There are few easy solutions, which does not require any Erlang
* Linux traffic shaping
If you keen to implement this feature in Erlang then please consider a circuit breaker pattern. You can create a fuse per IP address or sub network to reject a traffic.
> On 21 Sep 2018, at 9.40, Frank Muller <[hidden email]> wrote:
> Hi guys
> We have an HTTP web service based Cowboy which is receiving more and more traffic.
> We would like to implement a throttling mechanism per IP address to limit how many request/sec the same IP address can make.
> Is there any library out there for that?
> Or any (simple yet efficient) algorithm to implement?
> Ideas & feedabacks are very welcome.
> Thanks in advance.
> erlang-questions mailing list
> [hidden email] > http://erlang.org/mailman/listinfo/erlang-questions
Last time I had to do something similar I went with Cloudflare. It's been a few years now and it's still the cheaper option with no management overhad. If delegating this functionality to a SaaS is an option for you, it's worth considering.
The tricky question is about how much overload you might be expecting. The thing is that accepting an HTTP request and parsing it in order to know where it goes is a relatively costly operation (compared to just paying $2, getting a few thousand AWS instances, and throwing pre-built garbage queries at a server somewhere).
If what you're trying to do is absorb and track HTTP traffic to put a cap on even costlier operations at the back-end (or on servers upstream) such as costly processing or DB queries, then you don't necessarily need to be super fast; you just need to be cheaper than the big costly operations you're trying to protect against.
There are various strategies there depending on how slow you can afford to be, many of which have been described here:
using a gen_server to track and count (riskier on large servers as it may represent a single point of contention)
Jobs, which can be augmented with a lot of probes
Locks taken and handled with ETS
Circuit breakers to look at various metrics to force input to stall when becoming unstable
And at Heroku, we also developed a locking library (also in the blog post above) named canal_lock (https://github.com/heroku/canal_lock) which was aimed at being able to do lock-management for backend services where the number of available nodes changes and adapts over time. Still, if you can afford it, circuit breakers or frameworks like jobs do a good there since they can adapt with a lot of local-only information (and approaches such as https://en.wikipedia.org/wiki/Additive_increase/multiplicative_decrease for self-regulation. Also look at CoDel and other algorithms)

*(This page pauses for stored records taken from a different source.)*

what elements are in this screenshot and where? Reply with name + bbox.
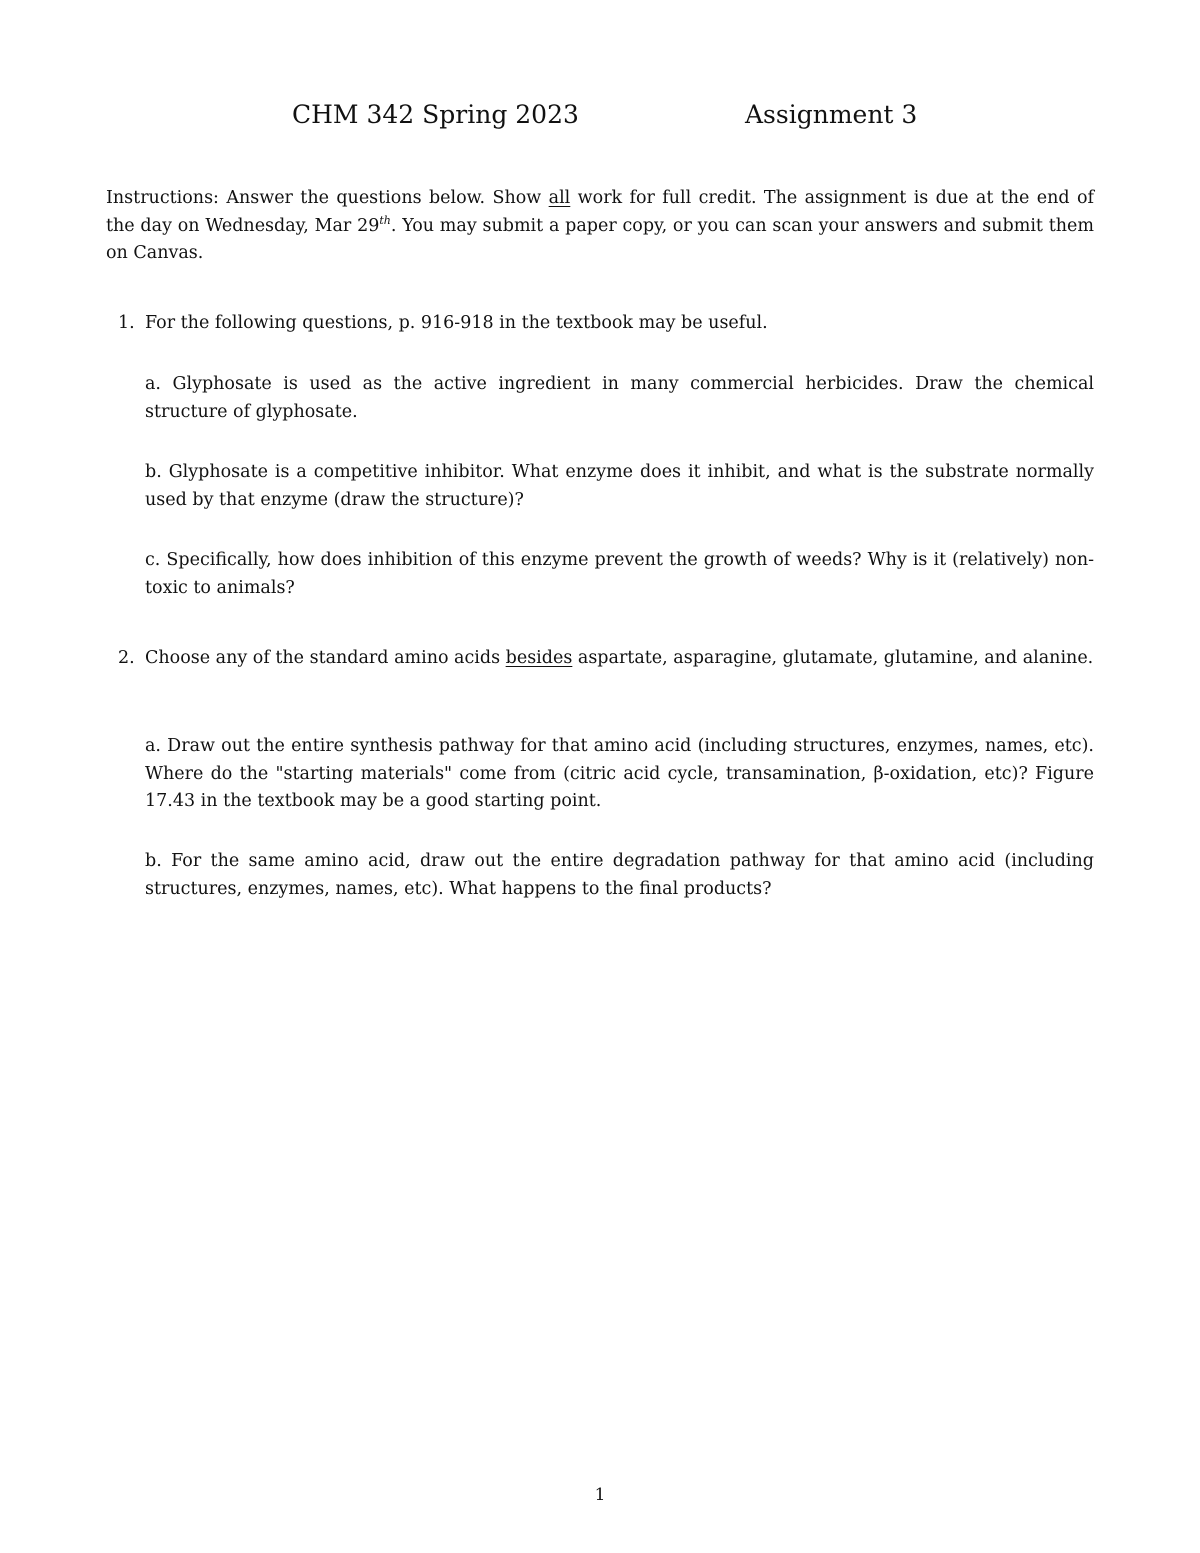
instructions-superscript: th — [379, 213, 391, 227]
question-2 — [106, 645, 1094, 673]
question-2b: b. For the same amino acid, draw out the entire degradation pathway for that amino acid (including structures, enzymes, names, etc). What happens to the final products? — [145, 851, 1094, 899]
instructions-text-1: Instructions: Answer the questions below. Show — [106, 188, 549, 208]
question-number: 1. — [118, 313, 135, 333]
question-1b: b. Glyphosate is a competitive inhibitor. What enzyme does it inhibit, and what is the substrate normally used by that enzyme (draw the structure)? — [145, 462, 1094, 510]
instructions-text-3: . You may submit a paper copy, or you can scan your answers and submit them on Canvas. — [106, 215, 1094, 263]
question-1c: c. Specifically, how does inhibition of this enzyme prevent the growth of weeds? Why is it (relatively) non-toxic to animals? — [145, 550, 1094, 598]
question-1a: a. Glyphosate is used as the active ingredient in many commercial herbicides. Draw the chemical structure of glyphosate. — [145, 374, 1094, 422]
instructions-paragraph — [106, 185, 1094, 268]
question-stem — [145, 645, 1094, 673]
question-number: 2. — [118, 648, 135, 668]
instructions-emphasis: all — [548, 188, 571, 208]
question-2a: a. Draw out the entire synthesis pathway for that amino acid (including structures, enzymes, names, etc). Where do the "starting materials" come from (citric acid cycle, transamination, β-oxidation, etc)? Figure 17.43 in the textbook may be a good starting point. — [145, 736, 1094, 811]
page-header — [0, 100, 1200, 140]
question-1 — [106, 310, 1094, 338]
course-title: CHM 342 Spring 2023 — [292, 100, 579, 129]
question-stem-emphasis: besides — [505, 648, 573, 668]
page-number: 1 — [594, 1485, 606, 1505]
question-stem-text-2: aspartate, asparagine, glutamate, glutamine, and alanine. — [572, 648, 1094, 668]
instructions-text-2: work for full credit. The assignment is due at the end of the day on Wednesday, Mar 29 — [106, 188, 1094, 236]
assignment-title: Assignment 3 — [745, 100, 918, 129]
question-stem-text-1: Choose any of the standard amino acids — [145, 648, 506, 668]
question-stem: For the following questions, p. 916-918 in the textbook may be useful. — [145, 313, 768, 333]
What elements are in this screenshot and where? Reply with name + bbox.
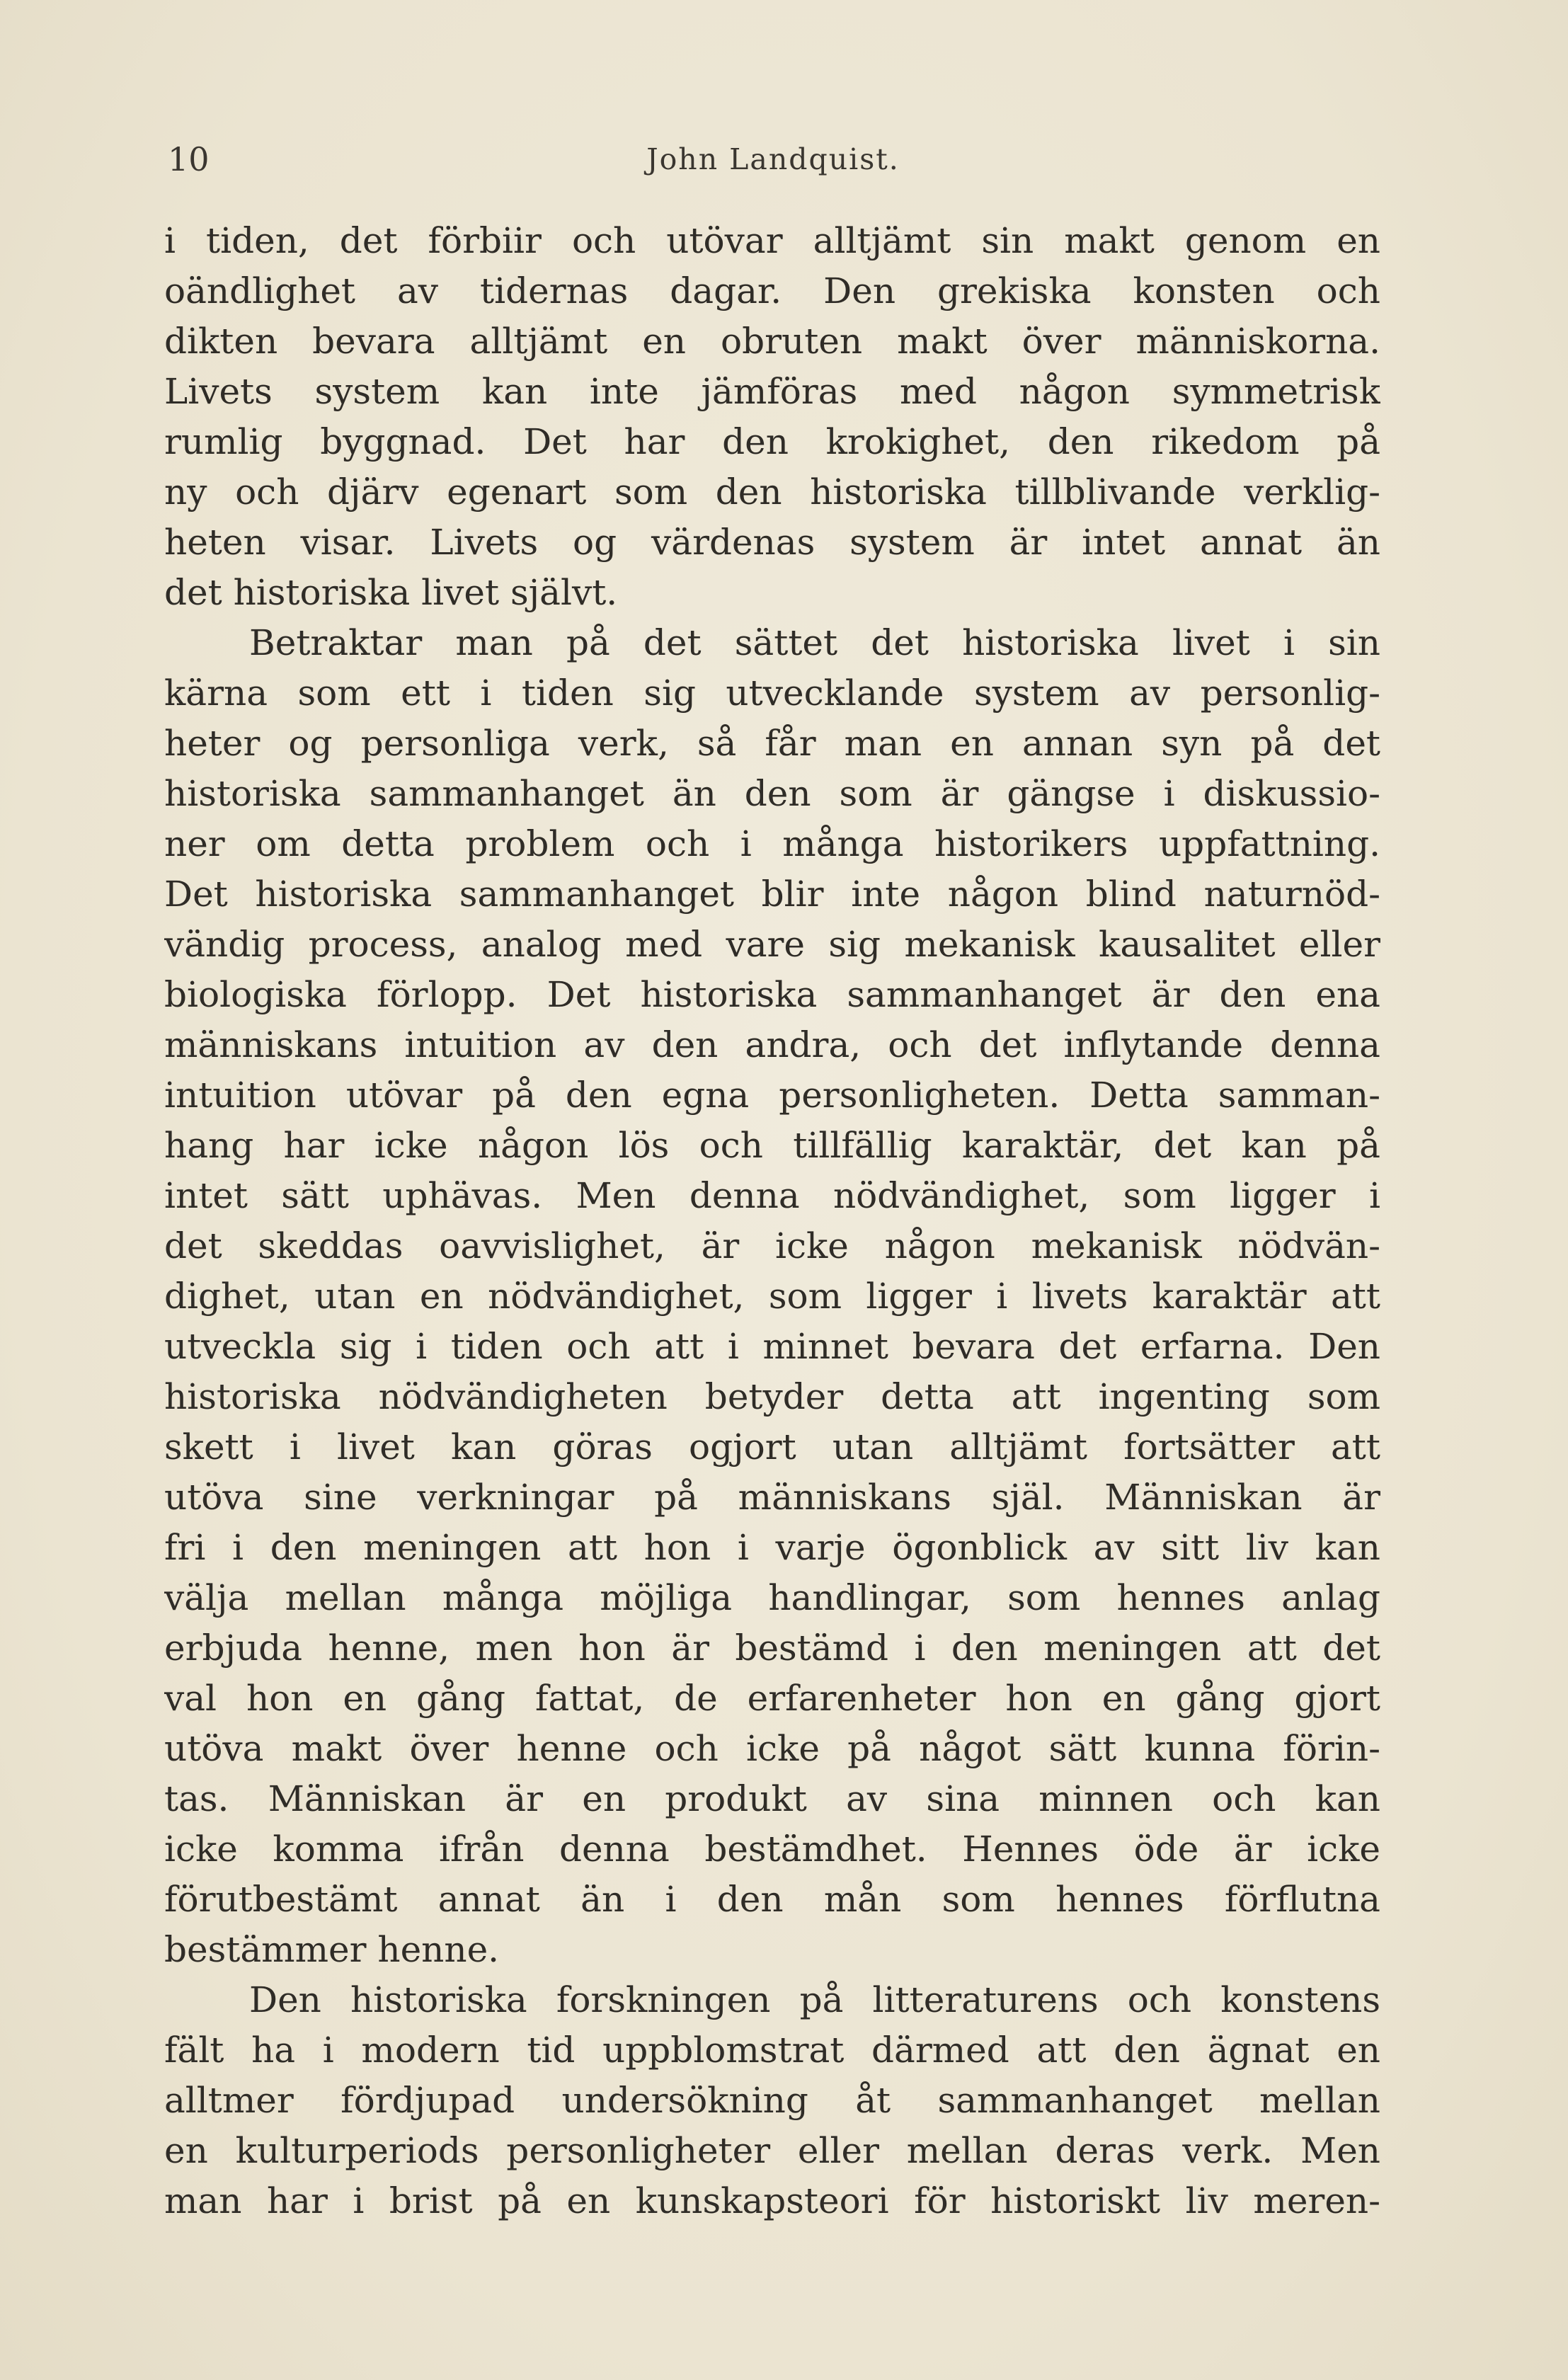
- text-line: oändlighet av tidernas dagar. Den grekiska konsten och: [164, 270, 1380, 311]
- text-line: välja mellan många möjliga handlingar, som hennes anlag: [164, 1577, 1380, 1618]
- text-line: Betraktar man på det sättet det historiska livet i sin: [249, 622, 1380, 663]
- text-line: utöva sine verkningar på människans själ. Människan är: [164, 1477, 1380, 1518]
- text-line: heten visar. Livets og värdenas system är intet annat än: [164, 522, 1380, 563]
- text-line: skett i livet kan göras ogjort utan alltjämt fortsätter att: [164, 1426, 1380, 1468]
- text-line: tas. Människan är en produkt av sina minnen och kan: [164, 1778, 1380, 1819]
- text-line: Det historiska sammanhanget blir inte någon blind naturnöd-: [164, 874, 1380, 915]
- text-line: dikten bevara alltjämt en obruten makt över människorna.: [164, 321, 1380, 362]
- text-line: hang har icke någon lös och tillfällig karaktär, det kan på: [164, 1125, 1380, 1166]
- text-line: det historiska livet självt.: [164, 572, 618, 613]
- text-line: utöva makt över henne och icke på något sätt kunna förin-: [164, 1728, 1380, 1769]
- text-line: heter og personliga verk, så får man en annan syn på det: [164, 723, 1380, 764]
- page-header: [164, 138, 1382, 188]
- text-line: det skeddas oavvislighet, är icke någon mekanisk nödvän-: [164, 1225, 1380, 1266]
- text-line: historiska nödvändigheten betyder detta att ingenting som: [164, 1376, 1380, 1417]
- text-line: Den historiska forskningen på litteraturens och konstens: [249, 1979, 1380, 2020]
- text-line: människans intuition av den andra, och det inflytande denna: [164, 1024, 1380, 1065]
- body-text: [164, 216, 1380, 2226]
- text-line: fält ha i modern tid uppblomstrat därmed att den ägnat en: [164, 2030, 1380, 2071]
- text-line: intuition utövar på den egna personligheten. Detta samman-: [164, 1075, 1380, 1116]
- running-head: John Landquist.: [646, 142, 900, 176]
- text-line: alltmer fördjupad undersökning åt sammanhanget mellan: [164, 2080, 1380, 2121]
- text-line: val hon en gång fattat, de erfarenheter hon en gång gjort: [164, 1678, 1380, 1719]
- text-line: icke komma ifrån denna bestämdhet. Hennes öde är icke: [164, 1829, 1380, 1870]
- text-line: utveckla sig i tiden och att i minnet bevara det erfarna. Den: [164, 1326, 1380, 1367]
- text-line: ny och djärv egenart som den historiska tillblivande verklig-: [164, 471, 1380, 513]
- text-line: intet sätt uphävas. Men denna nödvändighet, som ligger i: [164, 1175, 1380, 1216]
- text-line: historiska sammanhanget än den som är gängse i diskussio-: [164, 773, 1380, 814]
- text-line: man har i brist på en kunskapsteori för historiskt liv meren-: [164, 2180, 1380, 2221]
- page-number: 10: [168, 140, 210, 178]
- text-line: Livets system kan inte jämföras med någon symmetrisk: [164, 371, 1380, 412]
- text-line: erbjuda henne, men hon är bestämd i den meningen att det: [164, 1627, 1380, 1669]
- text-line: en kulturperiods personligheter eller mellan deras verk. Men: [164, 2130, 1380, 2171]
- text-line: rumlig byggnad. Det har den krokighet, den rikedom på: [164, 421, 1380, 462]
- text-line: kärna som ett i tiden sig utvecklande system av personlig-: [164, 673, 1380, 714]
- text-line: fri i den meningen att hon i varje ögonblick av sitt liv kan: [164, 1527, 1380, 1568]
- text-line: förutbestämt annat än i den mån som hennes förflutna: [164, 1879, 1380, 1920]
- text-line: ner om detta problem och i många historikers uppfattning.: [164, 823, 1380, 864]
- text-line: bestämmer henne.: [164, 1929, 500, 1970]
- text-line: vändig process, analog med vare sig mekanisk kausalitet eller: [164, 924, 1380, 965]
- text-line: i tiden, det förbiir och utövar alltjämt sin makt genom en: [164, 220, 1380, 261]
- text-line: biologiska förlopp. Det historiska sammanhanget är den ena: [164, 974, 1380, 1015]
- text-line: dighet, utan en nödvändighet, som ligger i livets karaktär att: [164, 1276, 1380, 1317]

But all of this won't necessarily go far if what you have is overload traffic that is too costly to handle directly in terms of "parsing all the HTTP Requests is already too much CPU". Then you need to move to cheaper means: track connections or per-domain traffic through SNI data rather than plain HTTP requests, and impose limits there. Turn on options such as TCP_DEFER_ACCEPT which tell the kernel not to return you an 'accepted' socket until it has data waiting on the line, which saves on context switching and prevents idle connections from going up to your app (but won't do much if you're using TLS or the PROXY protocol since they expect to send info down the line right away).
When that won't work, you'll need to go down to the OS-level. You can tweak the size of ACK and SYN queues for indiscriminate filtering, or use packet filtering rules where the kernel itself can do quick inspection and dropping of data you cannot accept based on some data they contain. If you're at that level though, you may need a second NIC that is privately accessible just in order to be able to go set and modify these rules while the public NIC is under stress. If that doesn't work, then you need to look at a broader scope in terms of what your data center can do, but I figure this gets far from what you needed here.
In any case, the critical bit is that your system can be modeled as a queuing system; if you want to be able to take control over its stability, you must have the ability to handle validation and expulsion of overflow tasks faster than they can arrive. If you can't do that, you will not control what it is that you drop in terms of overflow. Any point of asynchrony in your system can act as an open valve where a task is reported to go fast when it goes sit into a growing queue down somewhere, so you have to be careful and make sure that your control and filtering at the edge reflects your actual bottlenecks and loads down the line.
It attempts to detect outliers in consumers of resources and throttle them (in your use case, these could be IP addresses performing an unusually large number of requests.) It can also enforce a collective rate limit.